# What would you do in a lucid dream?



## snail (Oct 13, 2008)

TurranMC said:


> That was my first thought. As a man the thought of anything happening to my balls ever is extremely painful, so to go that far is ridiculous. What the hell man.At one point as a kid I had a lot of nightmares(I still have the same kind of dreams, but they are no longer nightmares) but I eventually realized that if I were to die in my dream all I do is wake up. It eventually got to the point where in my dreams I would just taunt whatever was after me because if it ever killed me I would just wake up. I can never feel physical pain in a dream, just fear. And since I know it can't do anything to me there is no fear. This is why they are no longer nightmares.
> 
> More importantly, when you know its a dream how can it truly be considered a nightmare? You know that everything is happening isn't actually physically happening to you. Anything that anyone says to you is just a reflection of your fears and isn't what people are actually saying. There is nothing to be afraid of.
> 
> Nowadays I fucking love to dream. The majority of my dreams are me fighting one thing or another and they are always great.

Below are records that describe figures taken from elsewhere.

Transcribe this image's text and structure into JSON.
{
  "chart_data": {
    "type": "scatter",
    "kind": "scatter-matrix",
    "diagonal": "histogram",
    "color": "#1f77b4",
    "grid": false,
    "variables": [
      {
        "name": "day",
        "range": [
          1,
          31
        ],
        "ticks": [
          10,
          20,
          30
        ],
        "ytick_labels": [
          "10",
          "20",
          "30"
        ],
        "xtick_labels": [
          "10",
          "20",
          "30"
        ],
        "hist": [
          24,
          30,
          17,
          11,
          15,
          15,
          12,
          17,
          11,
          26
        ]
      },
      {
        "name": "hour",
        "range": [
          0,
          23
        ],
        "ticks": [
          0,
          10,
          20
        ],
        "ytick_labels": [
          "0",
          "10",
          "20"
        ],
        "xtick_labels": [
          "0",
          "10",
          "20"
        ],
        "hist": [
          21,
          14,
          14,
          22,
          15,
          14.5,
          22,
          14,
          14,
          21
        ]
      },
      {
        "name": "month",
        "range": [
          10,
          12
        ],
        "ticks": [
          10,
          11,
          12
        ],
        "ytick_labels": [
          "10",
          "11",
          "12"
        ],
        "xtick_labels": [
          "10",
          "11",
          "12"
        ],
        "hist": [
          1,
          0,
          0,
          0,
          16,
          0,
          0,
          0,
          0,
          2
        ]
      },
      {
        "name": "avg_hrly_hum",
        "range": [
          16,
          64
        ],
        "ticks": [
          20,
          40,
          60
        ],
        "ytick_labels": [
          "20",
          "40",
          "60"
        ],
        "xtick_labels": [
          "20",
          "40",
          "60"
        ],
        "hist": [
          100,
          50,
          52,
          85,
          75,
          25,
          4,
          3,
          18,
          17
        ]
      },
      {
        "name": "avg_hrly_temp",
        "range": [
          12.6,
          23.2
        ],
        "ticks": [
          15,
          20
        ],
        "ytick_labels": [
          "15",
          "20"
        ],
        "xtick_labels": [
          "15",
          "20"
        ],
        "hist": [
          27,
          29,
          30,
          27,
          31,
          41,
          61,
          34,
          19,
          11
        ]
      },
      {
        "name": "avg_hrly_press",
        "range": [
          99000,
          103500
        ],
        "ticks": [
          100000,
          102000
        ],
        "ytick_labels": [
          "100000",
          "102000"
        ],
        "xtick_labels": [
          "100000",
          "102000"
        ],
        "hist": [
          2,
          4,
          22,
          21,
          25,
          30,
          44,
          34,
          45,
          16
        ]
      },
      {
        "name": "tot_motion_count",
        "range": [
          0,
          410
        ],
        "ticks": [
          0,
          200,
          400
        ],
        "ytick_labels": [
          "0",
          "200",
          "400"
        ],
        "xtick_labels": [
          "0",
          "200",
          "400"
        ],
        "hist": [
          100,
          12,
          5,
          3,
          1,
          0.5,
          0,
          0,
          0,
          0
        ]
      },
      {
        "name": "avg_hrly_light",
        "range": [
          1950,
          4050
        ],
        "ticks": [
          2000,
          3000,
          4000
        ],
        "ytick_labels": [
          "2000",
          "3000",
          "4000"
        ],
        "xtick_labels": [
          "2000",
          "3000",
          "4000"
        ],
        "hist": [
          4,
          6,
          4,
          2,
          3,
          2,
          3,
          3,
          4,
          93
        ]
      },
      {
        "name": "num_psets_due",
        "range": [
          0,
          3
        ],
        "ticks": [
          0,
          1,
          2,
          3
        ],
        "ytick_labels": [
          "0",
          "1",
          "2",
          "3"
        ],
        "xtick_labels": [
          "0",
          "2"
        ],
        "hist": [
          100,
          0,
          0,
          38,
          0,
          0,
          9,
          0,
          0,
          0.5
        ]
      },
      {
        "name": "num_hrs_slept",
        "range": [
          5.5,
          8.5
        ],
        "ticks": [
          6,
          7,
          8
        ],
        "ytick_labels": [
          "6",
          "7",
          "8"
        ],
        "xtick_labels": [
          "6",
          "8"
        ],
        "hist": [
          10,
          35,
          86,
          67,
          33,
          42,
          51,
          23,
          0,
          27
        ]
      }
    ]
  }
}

 You're lucky you don't get the enhanced physical pain thing in your dreams. You're lucky the things in your dream fall for your taunts. I think my nightmares are the worst possible kind a person could have.
_Posted via Mobile Device_


----------



## skycloud86 (Jul 15, 2009)

I would probably do totally random things, just to see the consequence of the action.


----------



## EmpathicSoul (Sep 22, 2009)

A great majority of my dreams are lucid. In them I have the ability to do anything with a simple thought. Lately I have been crushing and throwing things with some form of psychic mental ability.


----------



## BehindSmile (Feb 4, 2009)

All of my lucid dreams I've ever had, I'm always being chased. I am changing my appearance, becoming invisible, on the run. It's quite fun.


----------